Editor’s note: This is the third installment in our story on how Virginia’s Community Colleges are responding to the global COVID-19 pandemic.
Earlier this month, John Tyler Community College hosted a Red Cross blood drive. The Red Cross says the donations that were made have the potential to save up to 90 lives.
And, for the first time ever, JTCC is holding a Maymester – short, online classes that will run from May 15th through June 7th. The idea is to help students who have been impacted by the COVID-19 pandemic and Virginia’s stay at home order catch up or get ahead in their college education.

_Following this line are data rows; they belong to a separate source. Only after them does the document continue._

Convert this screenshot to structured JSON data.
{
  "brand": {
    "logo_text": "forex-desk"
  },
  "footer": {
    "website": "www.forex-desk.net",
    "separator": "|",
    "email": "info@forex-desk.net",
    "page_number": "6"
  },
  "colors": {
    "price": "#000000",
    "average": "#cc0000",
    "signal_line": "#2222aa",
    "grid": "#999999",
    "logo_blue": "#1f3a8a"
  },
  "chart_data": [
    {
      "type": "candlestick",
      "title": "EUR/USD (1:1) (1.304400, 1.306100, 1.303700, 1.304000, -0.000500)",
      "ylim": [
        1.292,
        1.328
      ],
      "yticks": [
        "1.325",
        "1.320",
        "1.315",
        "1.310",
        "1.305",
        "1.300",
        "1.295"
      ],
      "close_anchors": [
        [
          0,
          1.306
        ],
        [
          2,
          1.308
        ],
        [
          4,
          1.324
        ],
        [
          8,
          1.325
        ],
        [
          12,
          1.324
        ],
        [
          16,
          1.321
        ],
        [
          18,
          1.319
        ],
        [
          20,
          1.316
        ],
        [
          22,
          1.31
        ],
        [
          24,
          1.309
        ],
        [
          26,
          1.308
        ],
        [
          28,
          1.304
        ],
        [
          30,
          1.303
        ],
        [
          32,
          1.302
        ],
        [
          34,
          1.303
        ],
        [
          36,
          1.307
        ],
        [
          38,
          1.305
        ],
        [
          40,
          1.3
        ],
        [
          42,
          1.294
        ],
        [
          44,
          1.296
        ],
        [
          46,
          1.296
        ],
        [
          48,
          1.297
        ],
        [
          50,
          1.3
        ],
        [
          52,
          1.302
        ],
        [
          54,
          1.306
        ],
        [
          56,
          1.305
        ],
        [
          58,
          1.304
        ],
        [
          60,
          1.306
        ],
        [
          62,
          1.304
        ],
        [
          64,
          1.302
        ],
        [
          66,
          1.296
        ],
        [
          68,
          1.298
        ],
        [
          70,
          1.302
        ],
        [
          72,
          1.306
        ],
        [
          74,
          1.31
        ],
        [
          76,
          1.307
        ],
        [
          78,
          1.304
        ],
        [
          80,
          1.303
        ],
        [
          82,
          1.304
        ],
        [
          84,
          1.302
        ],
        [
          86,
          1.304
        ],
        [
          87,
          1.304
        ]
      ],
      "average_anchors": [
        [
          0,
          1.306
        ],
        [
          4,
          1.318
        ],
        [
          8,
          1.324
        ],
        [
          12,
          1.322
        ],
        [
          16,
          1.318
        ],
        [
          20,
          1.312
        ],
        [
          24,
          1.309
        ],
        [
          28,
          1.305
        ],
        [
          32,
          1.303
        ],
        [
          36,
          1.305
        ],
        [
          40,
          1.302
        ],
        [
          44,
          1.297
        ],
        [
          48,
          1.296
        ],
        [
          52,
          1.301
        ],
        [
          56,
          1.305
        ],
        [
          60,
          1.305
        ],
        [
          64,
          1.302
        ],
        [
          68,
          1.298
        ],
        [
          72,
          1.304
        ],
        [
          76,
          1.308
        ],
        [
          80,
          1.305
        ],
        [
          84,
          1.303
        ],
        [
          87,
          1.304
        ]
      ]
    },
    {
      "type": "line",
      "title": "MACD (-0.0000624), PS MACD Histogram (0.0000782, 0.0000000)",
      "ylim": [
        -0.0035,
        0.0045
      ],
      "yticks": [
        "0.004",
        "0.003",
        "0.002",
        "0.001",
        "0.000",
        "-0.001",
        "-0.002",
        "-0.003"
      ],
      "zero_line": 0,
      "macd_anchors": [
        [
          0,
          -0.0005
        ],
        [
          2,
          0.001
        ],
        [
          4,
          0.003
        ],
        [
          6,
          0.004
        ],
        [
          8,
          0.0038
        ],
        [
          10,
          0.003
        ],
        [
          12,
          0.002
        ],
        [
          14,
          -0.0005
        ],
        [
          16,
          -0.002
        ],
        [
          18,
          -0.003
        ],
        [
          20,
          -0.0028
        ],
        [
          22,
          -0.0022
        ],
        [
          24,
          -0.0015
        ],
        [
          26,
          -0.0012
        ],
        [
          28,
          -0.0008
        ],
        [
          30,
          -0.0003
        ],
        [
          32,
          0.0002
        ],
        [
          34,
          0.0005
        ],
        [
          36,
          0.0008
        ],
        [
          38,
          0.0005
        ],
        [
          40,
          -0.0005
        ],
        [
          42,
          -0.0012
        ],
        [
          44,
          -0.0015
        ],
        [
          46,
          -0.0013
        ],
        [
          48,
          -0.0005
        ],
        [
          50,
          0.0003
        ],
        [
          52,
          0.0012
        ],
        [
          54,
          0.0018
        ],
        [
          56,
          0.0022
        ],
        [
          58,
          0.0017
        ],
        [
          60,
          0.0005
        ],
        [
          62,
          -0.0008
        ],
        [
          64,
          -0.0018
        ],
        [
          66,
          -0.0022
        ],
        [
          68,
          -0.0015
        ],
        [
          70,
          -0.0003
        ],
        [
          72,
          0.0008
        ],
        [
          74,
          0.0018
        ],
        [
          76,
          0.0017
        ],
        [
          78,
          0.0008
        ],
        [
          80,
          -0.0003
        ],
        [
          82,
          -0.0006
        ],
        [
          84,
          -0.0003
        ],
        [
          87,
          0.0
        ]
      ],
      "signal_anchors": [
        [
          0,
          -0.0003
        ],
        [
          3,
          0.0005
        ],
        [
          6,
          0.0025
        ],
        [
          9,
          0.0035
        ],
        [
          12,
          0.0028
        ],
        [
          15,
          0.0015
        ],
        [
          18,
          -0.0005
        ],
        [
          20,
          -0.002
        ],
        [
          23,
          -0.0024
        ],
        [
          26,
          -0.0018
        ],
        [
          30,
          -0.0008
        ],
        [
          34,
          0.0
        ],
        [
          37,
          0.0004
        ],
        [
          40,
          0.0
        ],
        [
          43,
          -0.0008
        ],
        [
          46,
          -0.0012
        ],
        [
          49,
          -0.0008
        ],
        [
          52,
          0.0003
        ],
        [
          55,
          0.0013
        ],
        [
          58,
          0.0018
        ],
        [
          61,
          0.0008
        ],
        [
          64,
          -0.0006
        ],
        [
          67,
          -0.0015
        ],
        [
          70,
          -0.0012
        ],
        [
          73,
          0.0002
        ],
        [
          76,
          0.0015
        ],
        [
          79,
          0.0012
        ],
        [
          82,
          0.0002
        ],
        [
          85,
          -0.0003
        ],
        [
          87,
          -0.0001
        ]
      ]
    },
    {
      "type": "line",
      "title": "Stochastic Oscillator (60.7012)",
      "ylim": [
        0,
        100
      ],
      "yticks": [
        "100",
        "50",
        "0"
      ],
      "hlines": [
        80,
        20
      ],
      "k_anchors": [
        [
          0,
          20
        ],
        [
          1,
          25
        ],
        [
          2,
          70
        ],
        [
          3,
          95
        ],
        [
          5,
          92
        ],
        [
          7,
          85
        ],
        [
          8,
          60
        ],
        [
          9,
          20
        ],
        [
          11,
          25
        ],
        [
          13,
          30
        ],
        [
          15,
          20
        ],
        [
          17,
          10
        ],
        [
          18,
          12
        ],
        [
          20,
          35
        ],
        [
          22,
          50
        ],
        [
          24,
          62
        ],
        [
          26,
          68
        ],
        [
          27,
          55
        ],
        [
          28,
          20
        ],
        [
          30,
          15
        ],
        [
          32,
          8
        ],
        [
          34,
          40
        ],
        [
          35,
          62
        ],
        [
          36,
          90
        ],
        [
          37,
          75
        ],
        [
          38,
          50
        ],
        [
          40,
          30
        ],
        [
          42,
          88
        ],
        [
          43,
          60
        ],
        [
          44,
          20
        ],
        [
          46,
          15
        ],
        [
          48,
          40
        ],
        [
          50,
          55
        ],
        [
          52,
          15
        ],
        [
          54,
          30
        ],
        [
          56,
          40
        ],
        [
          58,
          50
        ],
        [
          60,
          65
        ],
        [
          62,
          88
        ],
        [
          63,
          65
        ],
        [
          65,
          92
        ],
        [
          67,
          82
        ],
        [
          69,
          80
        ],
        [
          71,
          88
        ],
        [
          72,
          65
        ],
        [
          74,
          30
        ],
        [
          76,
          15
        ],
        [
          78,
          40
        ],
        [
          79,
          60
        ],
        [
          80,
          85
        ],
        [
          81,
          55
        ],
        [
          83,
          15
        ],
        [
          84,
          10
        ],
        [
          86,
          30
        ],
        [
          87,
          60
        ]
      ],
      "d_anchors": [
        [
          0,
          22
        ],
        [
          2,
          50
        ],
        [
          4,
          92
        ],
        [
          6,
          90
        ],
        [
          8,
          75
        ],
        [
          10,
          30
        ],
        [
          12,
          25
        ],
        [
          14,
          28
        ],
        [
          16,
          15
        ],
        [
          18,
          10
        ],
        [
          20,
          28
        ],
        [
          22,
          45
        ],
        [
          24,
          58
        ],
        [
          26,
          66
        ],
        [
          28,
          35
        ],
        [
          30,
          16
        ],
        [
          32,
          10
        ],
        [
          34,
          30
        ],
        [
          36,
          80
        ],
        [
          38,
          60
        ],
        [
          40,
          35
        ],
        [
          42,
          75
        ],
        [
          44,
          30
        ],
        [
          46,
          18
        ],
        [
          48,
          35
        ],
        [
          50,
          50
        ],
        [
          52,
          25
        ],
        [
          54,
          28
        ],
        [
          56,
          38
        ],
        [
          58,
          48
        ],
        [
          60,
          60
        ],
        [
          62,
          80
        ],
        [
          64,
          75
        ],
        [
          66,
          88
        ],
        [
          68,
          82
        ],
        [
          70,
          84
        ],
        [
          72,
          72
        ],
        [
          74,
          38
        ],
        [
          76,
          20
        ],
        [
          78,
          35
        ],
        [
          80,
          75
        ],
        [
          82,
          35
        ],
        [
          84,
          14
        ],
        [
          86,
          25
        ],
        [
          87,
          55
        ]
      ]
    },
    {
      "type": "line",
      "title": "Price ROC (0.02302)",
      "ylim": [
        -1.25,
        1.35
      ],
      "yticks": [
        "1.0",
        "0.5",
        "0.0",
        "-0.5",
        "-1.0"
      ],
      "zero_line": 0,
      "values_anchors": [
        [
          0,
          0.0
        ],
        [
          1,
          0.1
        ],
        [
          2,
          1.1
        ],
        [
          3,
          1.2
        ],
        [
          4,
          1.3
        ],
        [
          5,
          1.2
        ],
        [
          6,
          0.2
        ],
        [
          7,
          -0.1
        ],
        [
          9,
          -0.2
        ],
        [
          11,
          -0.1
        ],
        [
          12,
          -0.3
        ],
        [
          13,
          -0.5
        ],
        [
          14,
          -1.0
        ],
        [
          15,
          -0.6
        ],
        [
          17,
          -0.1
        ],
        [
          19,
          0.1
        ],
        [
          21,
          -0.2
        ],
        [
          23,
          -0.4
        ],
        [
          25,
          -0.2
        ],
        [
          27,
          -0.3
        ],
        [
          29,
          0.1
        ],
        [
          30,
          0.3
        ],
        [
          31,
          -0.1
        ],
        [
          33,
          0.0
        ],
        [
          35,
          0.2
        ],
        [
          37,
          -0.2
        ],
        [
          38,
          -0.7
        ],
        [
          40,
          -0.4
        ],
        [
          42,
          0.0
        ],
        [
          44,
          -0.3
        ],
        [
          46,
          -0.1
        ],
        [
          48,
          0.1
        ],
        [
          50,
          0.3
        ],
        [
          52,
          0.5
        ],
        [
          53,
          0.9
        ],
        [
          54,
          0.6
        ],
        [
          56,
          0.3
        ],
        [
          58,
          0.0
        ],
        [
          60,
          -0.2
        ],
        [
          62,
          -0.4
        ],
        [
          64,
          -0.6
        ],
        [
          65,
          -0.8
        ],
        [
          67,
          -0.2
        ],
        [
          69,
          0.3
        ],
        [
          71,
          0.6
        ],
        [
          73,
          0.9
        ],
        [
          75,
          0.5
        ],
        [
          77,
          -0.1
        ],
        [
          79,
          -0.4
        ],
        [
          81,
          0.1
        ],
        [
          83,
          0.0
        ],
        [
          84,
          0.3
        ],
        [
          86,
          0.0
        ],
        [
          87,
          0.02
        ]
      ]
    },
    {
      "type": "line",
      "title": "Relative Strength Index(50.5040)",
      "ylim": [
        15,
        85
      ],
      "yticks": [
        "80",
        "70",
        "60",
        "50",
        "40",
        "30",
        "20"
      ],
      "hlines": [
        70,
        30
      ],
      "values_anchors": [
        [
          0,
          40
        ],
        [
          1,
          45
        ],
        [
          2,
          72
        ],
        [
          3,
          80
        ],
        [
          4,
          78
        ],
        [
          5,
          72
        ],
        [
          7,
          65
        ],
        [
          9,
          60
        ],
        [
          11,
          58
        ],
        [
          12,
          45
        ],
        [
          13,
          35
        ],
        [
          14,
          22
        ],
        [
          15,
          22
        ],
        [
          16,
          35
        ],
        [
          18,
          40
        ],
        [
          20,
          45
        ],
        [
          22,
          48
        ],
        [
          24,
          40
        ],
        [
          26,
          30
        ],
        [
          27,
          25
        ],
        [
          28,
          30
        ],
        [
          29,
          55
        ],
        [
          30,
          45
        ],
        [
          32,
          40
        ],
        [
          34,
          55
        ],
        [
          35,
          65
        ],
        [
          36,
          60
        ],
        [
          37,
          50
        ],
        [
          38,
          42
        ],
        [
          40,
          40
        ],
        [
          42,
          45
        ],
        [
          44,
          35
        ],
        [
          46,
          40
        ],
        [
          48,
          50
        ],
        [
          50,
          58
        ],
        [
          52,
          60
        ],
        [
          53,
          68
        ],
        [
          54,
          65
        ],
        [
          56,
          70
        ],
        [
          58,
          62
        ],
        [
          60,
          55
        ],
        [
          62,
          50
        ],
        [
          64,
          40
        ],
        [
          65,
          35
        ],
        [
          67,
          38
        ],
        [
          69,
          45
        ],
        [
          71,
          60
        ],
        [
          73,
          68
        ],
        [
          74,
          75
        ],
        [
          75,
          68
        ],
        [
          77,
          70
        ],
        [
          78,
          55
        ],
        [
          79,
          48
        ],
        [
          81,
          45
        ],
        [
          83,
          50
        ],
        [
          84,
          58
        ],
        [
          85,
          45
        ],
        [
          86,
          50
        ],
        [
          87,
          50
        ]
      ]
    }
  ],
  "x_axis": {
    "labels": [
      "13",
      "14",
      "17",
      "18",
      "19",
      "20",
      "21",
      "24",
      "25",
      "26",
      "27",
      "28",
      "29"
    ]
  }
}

Patrick Henry Community College has announced plans to hold a virtual graduation ceremony on the same day and time that the 2020 ceremony was originally scheduled. Instead of having students walk across a stage, the college will display each graduate’s picture as their names, degrees/credentials, and honors are announced. The graduates, along with friends and family, can watch the ceremony via Facebook Live.
PHCC President Angeline Godwin, who will address the students and formally confer their degrees, says their graduates have earned the right to be recognized.
“Even though we can’t meet in person, we felt it was important to recognize this historic class of graduates and come together –virtually- as a PH-family to celebrate our students.”
Paul D. Camp Community College will also be hosting a virtual graduation ceremony. The event is scheduled for May 8th.
Meanwhile, the college continues to respond to the needs of the community it serves. Camp’s Nursing and Allied Health Department has donated more than 1,000 articles of personal protective equipment to Bon Secours Southampton Memorial Hospital, Franklin Fire and Rescue Department and Sentara Obici Hospital.
Practical Nursing faculty member Laurel Wright and Fast Track Healthcare Coordinator Dawn Womble (pictured below) delivered 105 much-needed boxes of latex gloves from the college’s nursing programs to Bon Secours Southampton Memorial Hospital in Franklin and Sentara Obici Hospital in Suffolk.
“We are glad to help our program partners and others in our community any way we can,” said Womble. “This is what we do.”
Tidewater Community College has its neighbors’ back. Students in the college’s Chesapeake Campus’ Horticulture program have donated a greenhouse full of vegetables and herbs to provide salads and healthy sides for families in need.
“When our spring plant sale was cancelled because of the worldwide pandemic, we knew we had to do something to help people in need,” said Andrea Tomlin, assistant professor and program head for Horticulture.
Tomlin’s Crop Production students worked all semester growing plants and herbs, including heirloom tomatoes, peppers, oregano, parsley, sage and even insect-pollinating plants.
The Horticulture program donated five truckloads of plants to Healthy Chesapeake and its Food Connection program.
“With this amazing, huge windfall, our gardens will be able to feed even more people,” said Calib Miller, food connection program manager with Healthy Chesapeake.
Miller called the donation “an incredible boon and bounty for us.”